Procès de pirates somaliens
Du 29 mars au 15 avril 2016 plusieurs pirates somaliens capturés par 
l’armée française en 2011 suite à l’abordage d’un bateau français seront 
jugés à la cour d’assise de Paris. Pour en savoir plus : Frères de la 
côte, Mémoire en défense des pirates somaliens, traqués par toutes les 
puissances du monde paru chez l’Insomniaque.
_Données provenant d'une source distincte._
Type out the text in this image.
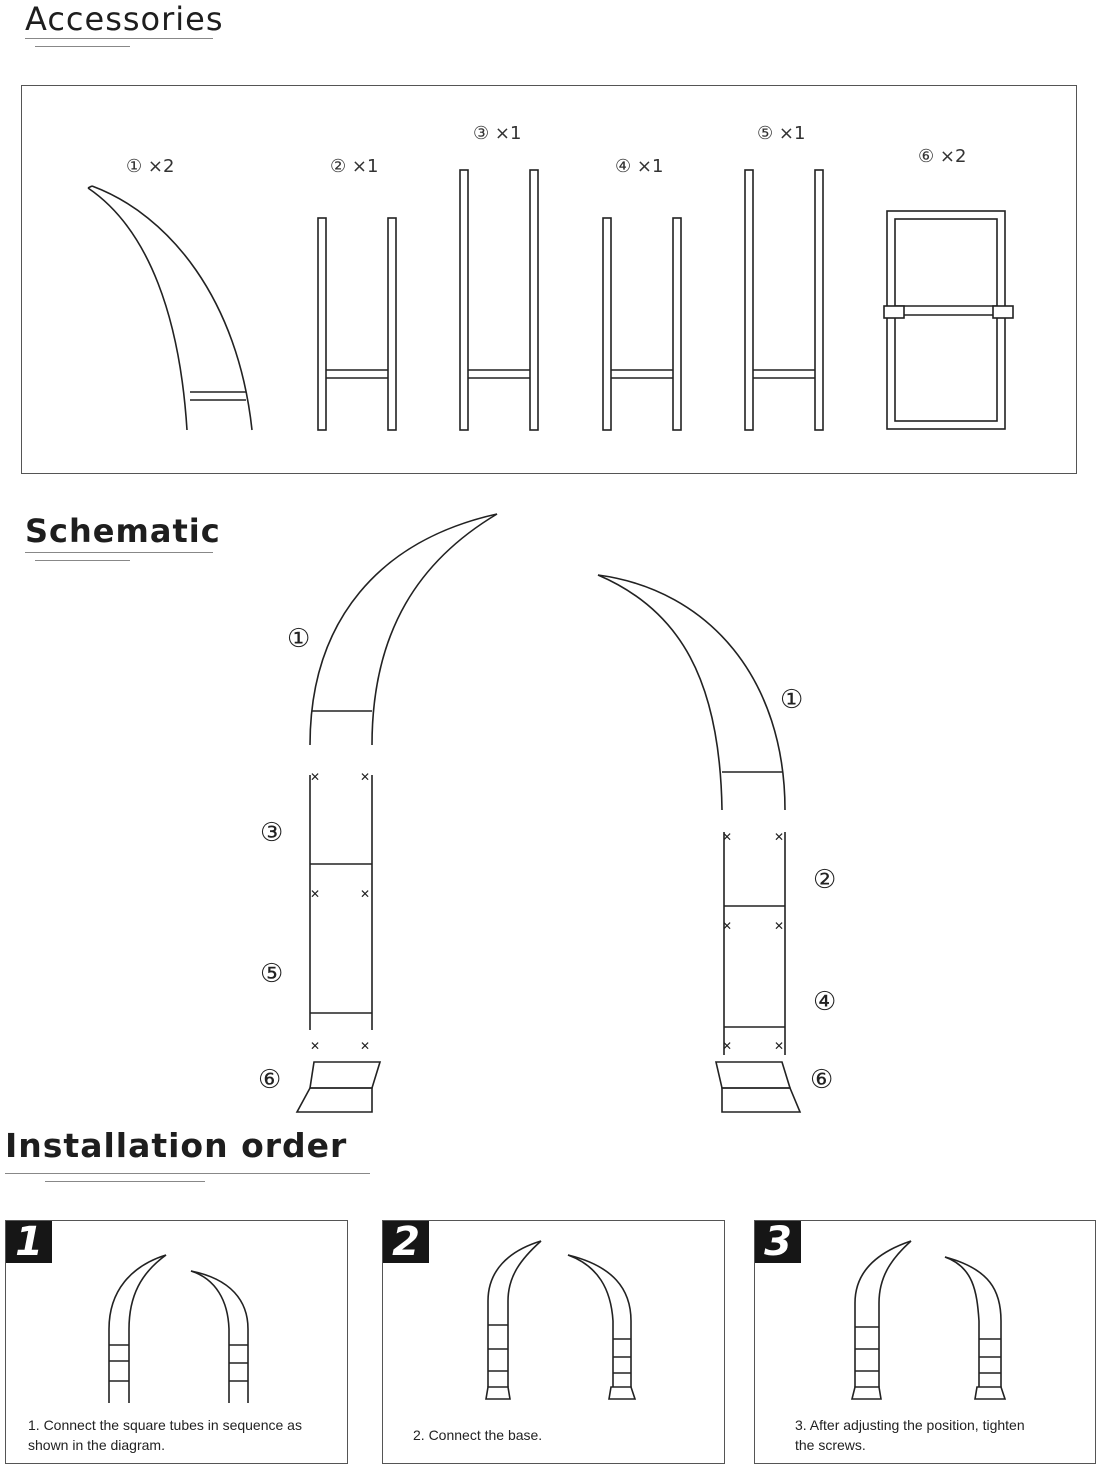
Accessories
① ×2	② ×1
③ ×1
④ ×1
⑤ ×1
⑥ ×2
Schematic
✕	✕
✕	✕
✕	✕
✕	✕
✕	✕
✕	✕
①
③
⑤
⑥
①
②
④
⑥
Installation order
1
1. Connect the square tubes in sequence as
shown in the diagram.
2
2. Connect the base.
3
3. After adjusting the position, tighten
the screws.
Non à la légalisation du permis de tuer
Face à l’état policier, légitime défiance
C’est sur ce mot d’ordre que plusieurs centaines de personnes ont 
manifesté le samedi 19 mars à Paris à l’occasion de la journée 
internationale contre les violences policières. Un autre cortège « 
contre la guerre, le racisme et le colonialisme » a rejoint la 
manifestation au départ de la gare du nord et le trajet a été ponctué de 
prises de paroles. Les familles des personnes tuées par la police et les 
comité de soutien ont ainsi pu partager leur expérience de cette 
violence d’Etat et rappeler leur exigence de vérité et de justice.

Combien de Cindy ?
Nantes, quartier Plaisance, à Orvault le 24 janvier, Cindy apprend que 
son fils de 15 ans est accusé d’un vol de scooter, elle le voit arriver 
le visage en sang, menotté. Alors qu’elle court à sa rencontre, elle est 
jetée au sol et frappée sans sommation à coups de matraque. Elle aura le 
corps couvert d’hématomes et les jambes tuméfiées, ce qui lui vaudra 12 
jours d’ITT. Puis Cindy sera placée en garde-à-vue et poursuivie pour « 
rébellion » et « violences » sur les fonctionnaires de police. Pas de 
nouvelle de sa plainte. Par contre la justice n’a pas traîné pour la 
condamnée à 600 euros d’amende et de 500 euros de dédommagement pour 
chacun des trois membres de la BAC qui l’ont agressée.